Where retention is sought due to anticipated liabilities, managers must disclose both:
Amount proposed to be retained
Estimated duration of retention
to investors while obtaining their consent.
2. Cap on Retention for Operational Expenses
Where monies are retained solely for residual winding-up expenses:
Retention cannot exceed three years from the end of the permissible fund life.
Standard operating expense categories will be prescribed through implementation standards developed by the Standard Setting Forum for AIFs (SFA) in consultation with SEBI.
3. Introduction of ‘Inoperative Fund’ Status
AIFs that have substantially completed their winding-up process but need to retain limited amounts for pending liabilities may apply to SEBI for Inoperative Fund status.
This facility is available where:
One or more schemes retain monies under the prescribed conditions, or
The AIF wishes to continue registration solely because of an ongoing litigation where a favourable outcome is expected.
Applications must be submitted in the prescribed format provided in Annexure A of the circular.
4. Restrictions Applicable to Inoperative Funds
Once an AIF is granted Inoperative Fund status:
No new schemes can be launched.
No management fees can be charged.
Retained monies must only be invested in instruments permitted under Regulation 15(1)(f).
Registration continues only until all liabilities are settled and retained monies are distributed.
5. Major Compliance Relief
SEBI has granted substantial compliance exemptions for Inoperative Funds.
The following requirements will no longer apply after obtaining the status:
Limited Quarterly Activity Report
Annual Activity Report
Compliance Test Report (CTR)
PPM Audit
Intimation of changes in PPM
Benchmarking Agency reporting
NISM certification requirement for key investment team
Custodian requirement
Periodic investor disclosures
Regular valuation requirements (subject to annual retention reporting)
These exemptions significantly reduce the compliance burden and operating costs for funds that have effectively completed their investment lifecycle.

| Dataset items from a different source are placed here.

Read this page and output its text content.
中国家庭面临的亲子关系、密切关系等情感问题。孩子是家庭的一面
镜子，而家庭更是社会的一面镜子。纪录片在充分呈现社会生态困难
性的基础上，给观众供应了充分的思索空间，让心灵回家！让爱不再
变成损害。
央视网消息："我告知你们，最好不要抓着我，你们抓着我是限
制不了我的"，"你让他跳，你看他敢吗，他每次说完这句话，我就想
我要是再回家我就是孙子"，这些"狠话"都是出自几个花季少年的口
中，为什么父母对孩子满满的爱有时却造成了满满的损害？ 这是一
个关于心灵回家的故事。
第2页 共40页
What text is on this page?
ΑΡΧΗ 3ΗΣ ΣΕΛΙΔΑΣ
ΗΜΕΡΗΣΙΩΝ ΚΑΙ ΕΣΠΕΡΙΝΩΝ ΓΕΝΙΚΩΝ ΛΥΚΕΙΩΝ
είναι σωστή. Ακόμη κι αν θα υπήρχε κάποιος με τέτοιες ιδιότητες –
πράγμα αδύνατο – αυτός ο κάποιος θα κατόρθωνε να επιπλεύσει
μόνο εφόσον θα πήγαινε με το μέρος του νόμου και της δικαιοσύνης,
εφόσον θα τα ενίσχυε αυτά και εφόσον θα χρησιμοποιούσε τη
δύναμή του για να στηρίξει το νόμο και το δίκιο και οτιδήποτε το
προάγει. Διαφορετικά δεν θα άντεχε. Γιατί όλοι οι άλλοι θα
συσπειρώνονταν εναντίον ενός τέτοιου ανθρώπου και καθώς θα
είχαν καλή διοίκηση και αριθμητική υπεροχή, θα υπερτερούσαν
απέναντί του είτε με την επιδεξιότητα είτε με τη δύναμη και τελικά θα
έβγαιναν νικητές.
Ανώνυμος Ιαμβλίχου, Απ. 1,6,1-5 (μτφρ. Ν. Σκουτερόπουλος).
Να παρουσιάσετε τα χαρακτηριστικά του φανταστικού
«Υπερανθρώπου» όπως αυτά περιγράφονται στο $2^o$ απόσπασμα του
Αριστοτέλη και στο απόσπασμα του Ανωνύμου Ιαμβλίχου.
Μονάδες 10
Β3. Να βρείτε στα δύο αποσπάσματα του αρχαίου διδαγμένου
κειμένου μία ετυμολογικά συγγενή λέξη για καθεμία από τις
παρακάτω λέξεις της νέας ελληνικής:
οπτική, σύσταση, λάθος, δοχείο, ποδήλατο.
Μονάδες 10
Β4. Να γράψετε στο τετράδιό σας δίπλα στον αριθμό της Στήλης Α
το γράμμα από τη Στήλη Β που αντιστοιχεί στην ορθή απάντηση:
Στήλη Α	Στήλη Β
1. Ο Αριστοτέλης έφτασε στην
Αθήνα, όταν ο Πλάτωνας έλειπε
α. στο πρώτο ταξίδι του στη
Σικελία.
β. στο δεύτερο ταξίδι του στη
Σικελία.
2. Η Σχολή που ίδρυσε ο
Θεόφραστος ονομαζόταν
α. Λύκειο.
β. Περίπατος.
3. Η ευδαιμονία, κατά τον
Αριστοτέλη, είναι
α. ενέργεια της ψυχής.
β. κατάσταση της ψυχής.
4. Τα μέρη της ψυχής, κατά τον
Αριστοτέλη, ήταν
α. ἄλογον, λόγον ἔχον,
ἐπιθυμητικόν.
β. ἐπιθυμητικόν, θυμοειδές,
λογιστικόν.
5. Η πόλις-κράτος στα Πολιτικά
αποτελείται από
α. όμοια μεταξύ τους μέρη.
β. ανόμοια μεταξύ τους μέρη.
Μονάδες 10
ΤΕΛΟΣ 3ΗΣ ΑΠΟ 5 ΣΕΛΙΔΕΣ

6. Annual Retention Status Report
Instead of routine regulatory filings, Inoperative Funds and schemes retaining monies must submit an Annual Retention Status Report.
The report must include:
Scheme details
Reason for retaining proceeds
Amount retained
Amount distributed
Balance outstanding
Status of litigation or liabilities
Expected resolution timeline
Details of investments made using retained monies
The report must be filed:
With SEBI
With investors
Within 30 calendar days from the end of March every financial year.
7. Applicability to Venture Capital Funds
The framework has also been extended to Venture Capital Funds registered under the erstwhile SEBI (Venture Capital Funds) Regulations, 1996.
Such VCFs can also avail:
Retention of proceeds
Inoperative Fund status
Compliance exemptions under the circular.
Practical Impact
The circular addresses a long-standing operational challenge faced by AIF managers.
Previously, even after liquidating all investments, funds often had to continue maintaining full regulatory compliance because small amounts remained pending for:
Tax assessments
Litigation
Regulatory proceedings
Final operational expenses
The new framework enables managers to:
Complete liquidation of investments
Distribute proceeds to investors
Retain only necessary amounts for genuine liabilities
Obtain Inoperative Fund status
Benefit from reduced regulatory obligations until final closure
This is expected to lower compliance costs while ensuring continued investor protection.
Key Takeaways
Retention of liquidation proceeds beyond permissible fund life is now formally permitted under defined conditions.
A new Inoperative Fund status enables efficient post-liquidation administration.
Significant regulatory exemptions reduce ongoing compliance obligations.
Annual reporting on retained monies ensures transparency for both SEBI and investors.
The framework applies to both AIFs and erstwhile Venture Capital Funds.